Sono duecentocinquantamila le aziende agricole italiane, un terzo del totale (34%), che sono costrette a produrre in perdita a causa dei rincari provocati dall’inflazione e dalla siccità. Lo sostiene un’analisi della Coldiretti, sulla base dei dati Crea, diffusa ieri in occasione dell’Assemblea nazionale a Roma.

UN AGRICOLTORE su 10 (13%) rischia di chiudere la propria attività. «Con la siccità e la guerra si è scatenata una tempesta perfetta con il taglio dei raccolti in media di un terzo» sostiene la Coldiretti. «Se l’attuale situazione climatica dovesse perdurare ancora a lungo i danni da siccità potrebbero arrivare a 6 miliardi di euro, bruciando il 10% del valore della produzione agricola nazionale». «Con le piogge praticamente dimezzate nel 2022 e più di un quarto del territorio nazionale (28%) a rischio desertificazione, la produzione di grano in Italia è stimata quest’anno in calo del 30%». «Ad essere in sofferenza sono anche girasole, mais, con percentuali che al Nord arrivano a meno 45%, e gli altri cereali». Per ortaggi e frutta in alcuni territori si arriverebbe a meno 70%.

LA SICCITÀ sta colpendo le produzioni agroalimentari dall’Arrappata di San Chirico Raparo alla Slinzega, dai Testaroli alla Porcaloca. In un’economia che ha puntato sulla merce etichettata «made in Italy» sarebbero 5450 le produzioni a rischio: dolci (1616), quella di frutta, verdura e ortaggi (1577) carne (822), formaggi (524) e prodotti della gastronomia (320), distillati, liquori, birre, miele. Ciò porterebbe alla crisi anche degli indotti enogastronomici che portano rientrano negli itinerari turistici venduti nei circuiti internazionali.

IN TOSCANA, ad esempio, sarebbero in bilico prodotti come i testaroli della Lunigiana, il pecorino delle balze Volterrane, gli oli extravergini di qualità, i prodotti vegetali accoppiati all’economia dei «borghi» e frazioni che hanno conosciuto una nuova vita nell’economia del turismo di élite.

IN ABRUZZO la siccità sta creando difficoltà nella produzione di cereali, latte e ortaggi. Le rese del grano sono in calo del 15%-20%. In crisi anche la produzione di girasole, mais e altri cereali, i foraggi per l’alimentazione degli animali. Un calo di circa il 20% è stato registrato anche nella produzione del latte e del miele. Nel Fucino è a rischio la raccolta degli orticoli come gli ortaggi a foglia e le patate.

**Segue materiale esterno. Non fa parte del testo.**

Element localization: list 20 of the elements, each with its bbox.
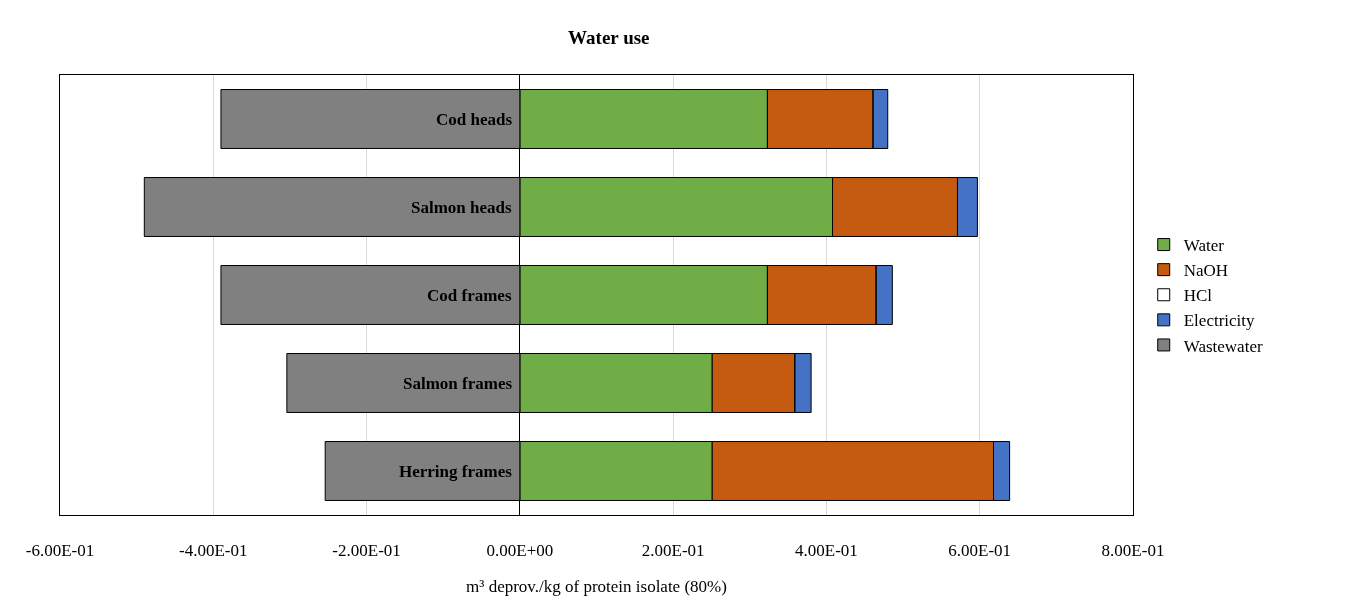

IN VENETO la perdita della produzione vegetale a causa della siccità sarebbe stata di circa il 25%. La regione è nella morsa del caldo mentre si susseguono piogge torrenziali che aumentano i danni. La stima della Coldiretti non ha tenuto conto dei rovesci degli ultimi giorni. In Friuli Venezia Giulia le precipitazioni di fatto dimezzate rispetto alla media degli ultimi trent’anni hanno messo in ginocchio in particolare le colture di mais e soia per quanto riguarda i seminativi, oltre che l’erba medica.

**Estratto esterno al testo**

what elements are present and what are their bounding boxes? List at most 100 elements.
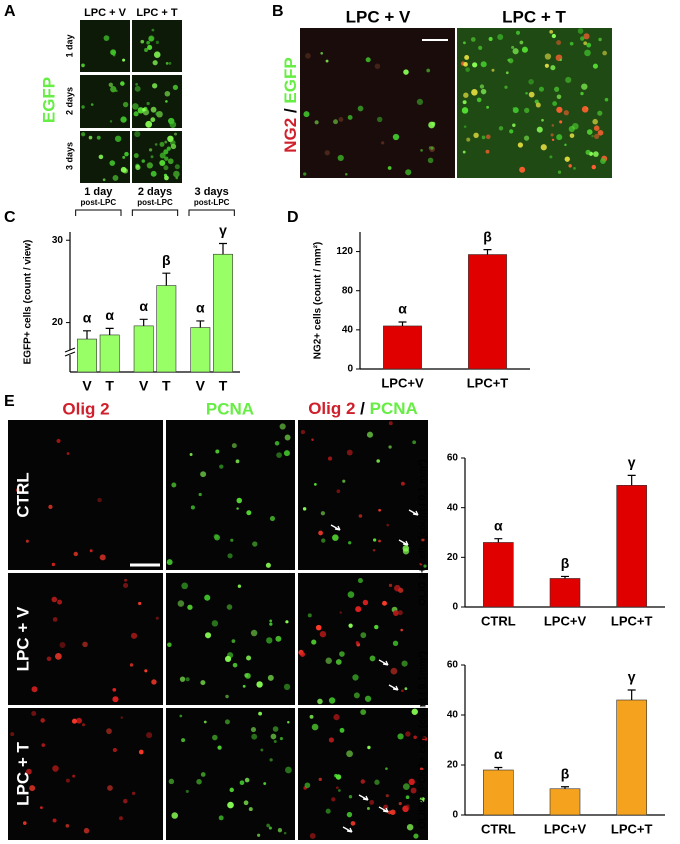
y-tick-label: 80 [342,285,354,296]
micrograph [298,573,428,705]
x-tick-label: V [196,378,206,394]
y-tick-label: 0 [347,364,353,375]
bar [549,788,581,816]
arrow [358,794,369,801]
column-header: LPC + T [502,7,566,26]
error-bar [627,689,636,700]
bar [549,578,581,608]
stain-label: EGFP [39,77,58,123]
micrograph [457,28,612,178]
x-tick-label: CTRL [481,613,516,628]
group-bracket [188,209,235,216]
micrograph [8,573,163,705]
x-tick-label: T [105,378,114,394]
y-tick-label: 30 [52,235,64,246]
y-tick-label: 0 [452,810,458,821]
significance-label: β [561,765,570,781]
micrograph [132,20,182,72]
bar [190,327,211,373]
bar [213,253,233,373]
row-label: 3 days [64,142,74,170]
micrograph [8,420,163,570]
significance-label: γ [628,454,636,470]
group-note: post-LPC [137,198,173,207]
micrograph [132,131,182,183]
x-tick-label: LPC+V [544,821,587,836]
arrow [408,509,419,516]
y-axis-label: OLIG2+/PCNA+ cells (count / 0.1mm²) [418,651,429,829]
significance-label: α [196,300,205,316]
micrograph [166,708,295,840]
error-bar [219,242,227,255]
y-axis-label: EGFP+ cells (count / view) [23,240,34,365]
panel-label: C [4,209,16,226]
error-bar [105,327,114,335]
group-note: post-LPC [81,198,117,207]
y-axis-label: OLIG 2+ cells (count / 0.1 mm²) [418,459,429,605]
column-header: PCNA [206,399,254,418]
x-tick-label: V [82,378,92,394]
arrow [398,539,409,546]
column-header: Olig 2 / PCNA [308,399,418,418]
group-label: 2 days [138,186,172,198]
column-header: Olig 2 [62,399,109,418]
panel-label: E [4,393,15,410]
x-tick-label: T [219,378,228,394]
row-label: 1 day [64,34,74,57]
bar [383,325,422,370]
bar [468,254,507,370]
error-bar [561,575,569,579]
significance-label: β [483,228,492,244]
y-tick-label: 60 [447,453,459,464]
error-bar [139,318,148,326]
y-tick-label: 60 [447,660,459,671]
error-bar [483,249,492,255]
y-tick-label: 0 [452,602,458,613]
bar [133,325,154,373]
axis-break [64,347,76,353]
stain-part: Olig 2 [308,399,355,418]
arrow [378,659,389,666]
group-label: 3 days [195,186,229,198]
significance-label: α [494,746,503,762]
group-label: 1 day [84,186,113,198]
stain-part: / [281,108,300,113]
stain-part: NG2 [281,118,300,153]
error-bar [494,766,503,770]
axis-break [64,351,76,357]
significance-label: β [162,252,171,268]
micrograph [80,75,130,128]
x-tick-label: LPC+V [544,613,587,628]
y-tick-label: 40 [342,324,354,335]
micrograph [166,420,295,570]
row-label: CTRL [13,472,32,517]
significance-label: α [105,307,114,323]
arrow [342,826,353,833]
x-tick-label: LPC+T [611,613,653,628]
stain-part: / [360,399,365,418]
arrow [330,524,341,531]
row-label: 2 days [64,87,74,115]
y-tick-label: 40 [447,710,459,721]
column-header: LPC + V [84,7,127,19]
error-bar [196,320,205,328]
row-label: LPC + V [13,606,32,671]
row-label: LPC + T [13,742,32,806]
y-tick-label: 20 [52,317,64,328]
group-note: post-LPC [194,198,230,207]
micrograph [8,708,163,840]
bar [616,485,647,608]
column-header: LPC + V [346,7,411,26]
y-tick-label: 120 [336,246,353,257]
error-bar [162,272,171,286]
significance-label: α [494,517,503,533]
panel-label: B [272,3,284,20]
error-bar [494,538,503,543]
x-tick-label: LPC+T [611,821,653,836]
x-tick-label: CTRL [481,821,516,836]
x-tick-label: LPC+V [381,375,424,390]
micrograph [298,420,428,570]
significance-label: γ [219,222,227,238]
column-header: LPC + T [136,7,178,19]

L’AUMENTO dell’inflazione causato dalla speculazione sulle materie prime energetiche e alimentari, dallle politiche anti-covid in Cina e dalla guerra in Ucraina costerà nel 2022 quasi 9 miliardi di euro soltanto per la spesa alimentare. Solo la verdura costerebbe 1,97 miliardi in più; pane, pasta e riso 1,65 miliardi; carne e salumi 1,54 miliardi in più rispetto al 2021. A spingere i rincari e l’aumento della dipendenza alimentare dall’estero c’è «il fatto che nel 2022 le importazioni di prodotti agroalimentari dall’estero, dal grano per il pane al mais per l’alimentazione degli animali, sono cresciute in valore di quasi un terzo (+29%). L’aumento della spesa alimentare per inflazione colpisce in primo luogo le categorie più vulnerabili e aumenta in maniera strutturale le diseguaglianze.

ALL’ASSEMBLEA della Coldiretti ieri era presente quasi tutto il governo Draghi ed è diventata un palcoscenico per la politica in campagna elettorale. Nella fiera degli annunci non sono mancate le rassicurazioni di Draghi che continuerà ad aiutare famiglie e imprese colpite dalla siccità con una pioggia di bonus.